Denn mit Stockfotografie lässt sich zwar Geld verdienen, aber seien wir ehrlich: Macht das denn auch Spaß? Deine Bilder werden zu Spottpreisen für unter einen Euro verkauft, wenn du nicht richtig gut bist und dann lässt sich damit doch nichts verdienen. Und so richtige “Kunst” ist das auch nicht, man sieht kaum Bilder, die wirklich etwas mit ernsthafter Fotografie zu tun haben. Darunter verstehe ich aussagekräftige Porträts oder halt so kreative Dinge. Aber genau das macht die Stockfotografie zum Alltäglichen.

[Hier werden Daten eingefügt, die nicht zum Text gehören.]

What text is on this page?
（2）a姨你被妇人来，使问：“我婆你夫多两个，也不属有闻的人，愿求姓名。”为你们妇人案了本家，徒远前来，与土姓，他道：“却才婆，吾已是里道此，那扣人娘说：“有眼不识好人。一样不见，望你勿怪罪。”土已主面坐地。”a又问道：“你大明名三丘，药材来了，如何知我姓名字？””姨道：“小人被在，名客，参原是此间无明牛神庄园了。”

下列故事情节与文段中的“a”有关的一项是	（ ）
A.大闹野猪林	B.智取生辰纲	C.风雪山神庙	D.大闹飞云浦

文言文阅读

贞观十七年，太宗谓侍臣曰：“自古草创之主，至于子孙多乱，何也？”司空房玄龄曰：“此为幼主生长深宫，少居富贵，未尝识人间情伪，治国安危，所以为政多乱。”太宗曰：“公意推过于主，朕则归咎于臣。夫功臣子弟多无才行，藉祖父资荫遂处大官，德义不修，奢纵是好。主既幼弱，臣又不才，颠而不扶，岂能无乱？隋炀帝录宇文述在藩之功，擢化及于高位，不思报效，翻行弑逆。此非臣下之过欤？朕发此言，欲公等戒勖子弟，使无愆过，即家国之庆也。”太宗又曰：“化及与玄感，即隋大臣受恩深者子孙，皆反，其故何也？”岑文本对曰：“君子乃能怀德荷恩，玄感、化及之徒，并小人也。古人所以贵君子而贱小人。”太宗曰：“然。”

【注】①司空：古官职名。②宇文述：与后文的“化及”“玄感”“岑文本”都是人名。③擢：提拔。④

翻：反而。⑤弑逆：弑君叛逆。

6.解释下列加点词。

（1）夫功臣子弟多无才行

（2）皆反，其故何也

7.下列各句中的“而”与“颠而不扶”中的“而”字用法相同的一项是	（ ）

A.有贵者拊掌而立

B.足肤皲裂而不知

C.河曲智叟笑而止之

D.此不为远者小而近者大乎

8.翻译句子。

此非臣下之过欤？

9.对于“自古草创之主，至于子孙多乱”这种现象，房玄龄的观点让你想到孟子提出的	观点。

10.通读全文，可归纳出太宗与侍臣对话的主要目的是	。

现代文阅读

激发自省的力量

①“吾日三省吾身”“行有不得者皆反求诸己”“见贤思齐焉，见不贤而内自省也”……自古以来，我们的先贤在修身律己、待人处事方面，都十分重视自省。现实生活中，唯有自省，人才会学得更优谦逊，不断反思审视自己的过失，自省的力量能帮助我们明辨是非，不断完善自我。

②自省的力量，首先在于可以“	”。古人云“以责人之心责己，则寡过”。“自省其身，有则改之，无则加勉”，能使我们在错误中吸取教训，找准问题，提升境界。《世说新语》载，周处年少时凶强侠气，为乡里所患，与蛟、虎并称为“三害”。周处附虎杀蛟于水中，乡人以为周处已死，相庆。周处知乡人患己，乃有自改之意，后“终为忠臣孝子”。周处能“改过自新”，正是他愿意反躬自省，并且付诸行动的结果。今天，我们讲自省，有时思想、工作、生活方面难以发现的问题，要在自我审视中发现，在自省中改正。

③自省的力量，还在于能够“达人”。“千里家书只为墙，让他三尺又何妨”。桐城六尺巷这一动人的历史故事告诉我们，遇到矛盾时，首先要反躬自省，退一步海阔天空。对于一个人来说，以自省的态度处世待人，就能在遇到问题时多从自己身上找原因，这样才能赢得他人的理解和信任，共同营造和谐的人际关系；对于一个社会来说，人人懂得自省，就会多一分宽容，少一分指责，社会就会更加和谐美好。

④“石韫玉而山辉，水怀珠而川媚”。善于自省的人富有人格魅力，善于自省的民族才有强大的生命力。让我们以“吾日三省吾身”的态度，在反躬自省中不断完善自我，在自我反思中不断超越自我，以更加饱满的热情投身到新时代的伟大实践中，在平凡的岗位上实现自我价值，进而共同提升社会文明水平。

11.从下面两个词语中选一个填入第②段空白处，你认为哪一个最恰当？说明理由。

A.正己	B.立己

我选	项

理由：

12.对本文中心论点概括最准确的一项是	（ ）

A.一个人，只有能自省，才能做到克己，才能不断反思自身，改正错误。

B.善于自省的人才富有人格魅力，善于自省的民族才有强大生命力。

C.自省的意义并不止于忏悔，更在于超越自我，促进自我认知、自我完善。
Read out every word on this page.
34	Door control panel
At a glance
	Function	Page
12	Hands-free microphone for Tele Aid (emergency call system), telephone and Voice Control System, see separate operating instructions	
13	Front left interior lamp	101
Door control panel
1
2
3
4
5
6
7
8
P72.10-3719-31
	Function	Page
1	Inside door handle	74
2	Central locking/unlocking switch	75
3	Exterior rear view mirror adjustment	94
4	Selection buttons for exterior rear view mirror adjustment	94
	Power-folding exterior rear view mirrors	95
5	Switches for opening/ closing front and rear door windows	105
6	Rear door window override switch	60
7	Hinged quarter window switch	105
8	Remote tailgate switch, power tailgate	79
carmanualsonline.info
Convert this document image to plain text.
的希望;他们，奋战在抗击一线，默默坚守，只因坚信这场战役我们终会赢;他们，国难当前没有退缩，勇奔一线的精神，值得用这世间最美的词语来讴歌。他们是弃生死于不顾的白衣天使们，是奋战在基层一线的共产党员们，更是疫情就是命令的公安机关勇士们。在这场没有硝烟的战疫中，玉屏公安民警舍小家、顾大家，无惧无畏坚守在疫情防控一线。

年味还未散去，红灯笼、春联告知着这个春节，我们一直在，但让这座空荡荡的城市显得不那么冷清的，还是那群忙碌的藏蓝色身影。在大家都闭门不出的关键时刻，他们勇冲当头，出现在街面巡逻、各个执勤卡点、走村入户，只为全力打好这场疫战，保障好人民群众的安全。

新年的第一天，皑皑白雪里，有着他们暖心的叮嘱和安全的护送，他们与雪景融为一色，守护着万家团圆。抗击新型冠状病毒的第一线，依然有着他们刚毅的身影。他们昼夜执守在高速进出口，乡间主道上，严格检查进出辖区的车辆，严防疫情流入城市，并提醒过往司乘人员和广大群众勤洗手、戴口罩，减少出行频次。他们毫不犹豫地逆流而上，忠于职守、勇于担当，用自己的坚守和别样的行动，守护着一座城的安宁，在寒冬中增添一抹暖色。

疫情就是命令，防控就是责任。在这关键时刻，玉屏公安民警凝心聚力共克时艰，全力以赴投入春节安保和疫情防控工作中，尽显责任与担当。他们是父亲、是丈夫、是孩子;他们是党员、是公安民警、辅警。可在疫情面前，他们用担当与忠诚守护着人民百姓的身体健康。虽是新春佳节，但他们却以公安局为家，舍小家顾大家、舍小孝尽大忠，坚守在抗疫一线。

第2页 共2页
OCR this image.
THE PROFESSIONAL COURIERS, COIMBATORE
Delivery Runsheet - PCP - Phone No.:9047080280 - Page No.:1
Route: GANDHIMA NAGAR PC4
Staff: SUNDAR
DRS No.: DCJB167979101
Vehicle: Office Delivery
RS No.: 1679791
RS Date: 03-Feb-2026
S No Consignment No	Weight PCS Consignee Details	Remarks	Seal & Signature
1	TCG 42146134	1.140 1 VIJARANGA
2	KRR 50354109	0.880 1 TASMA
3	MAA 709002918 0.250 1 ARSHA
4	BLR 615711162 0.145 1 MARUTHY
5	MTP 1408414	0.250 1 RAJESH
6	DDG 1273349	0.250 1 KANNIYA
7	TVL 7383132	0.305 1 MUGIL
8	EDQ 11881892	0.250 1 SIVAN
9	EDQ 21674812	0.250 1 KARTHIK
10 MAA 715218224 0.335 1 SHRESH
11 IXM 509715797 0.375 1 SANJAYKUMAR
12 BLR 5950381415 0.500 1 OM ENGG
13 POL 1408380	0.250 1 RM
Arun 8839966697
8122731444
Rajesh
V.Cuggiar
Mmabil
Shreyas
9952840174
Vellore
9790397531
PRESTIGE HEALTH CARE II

Stockagenturen zeigen den Alltag

Wir sehen ständig überall Bilder von Stockagenturen, egal wo wir hinschauen, auf fast jedem Werbeplakat. Deshalb sind die Bilder nichts Besonderes mehr für unser Auge, denn wir sehen sie jeden Tag. Besondere Bilder, die Emotionen ausstrahlen oder den Betrachter welche fühlen lassen, gibt es nicht für Spottpreise zu kaufen – denn dann wären sie nichts Besonderes mehr.

Viele sind der Meinung, dass Stockfotografie das Fotografengeschäft ruiniert, aber im Prinzip ist es eigentlich eine Win-Win Situation. Leute, die alltägliche Bilder brauchen, kommen ganz günstig ran, und Leute die (gute) “Alltagsbilder” produzieren, haben eine riesengroße Plattform, um sie zu vermarkten. Wer hingegen außergewöhnliche Fotografien sehen will, sollte mal die Seiten von namenhaften Fotografen screenen, denn solche Bilder findet man nicht auf Fotolia und Co.

Ich hatte mal eine Diskussion mit einer Fotografin  über Postkarten. Sie meinte “Die Bilder sind perfekt“, ich war der Meinung, dass Postkartenbilder ganz und gar nicht perfekt sind. Denn sie sind nur dazu gedacht, dem anderen zu zeigen, wo man sich gerade befindet und was man gesehen hat. Hast du jemals eine Postkarte bekommen und auf Grund des Bildes eine bestimmte Emotion gefühlt? Nein? Nicht verwunderlich, dafür weißt du, wo dein Absender sich aufgehalten hat. Damit sind Postkartenbilder meiner Meinung nach perfekt für ihren Zweck. Nicht mehr und nicht weniger.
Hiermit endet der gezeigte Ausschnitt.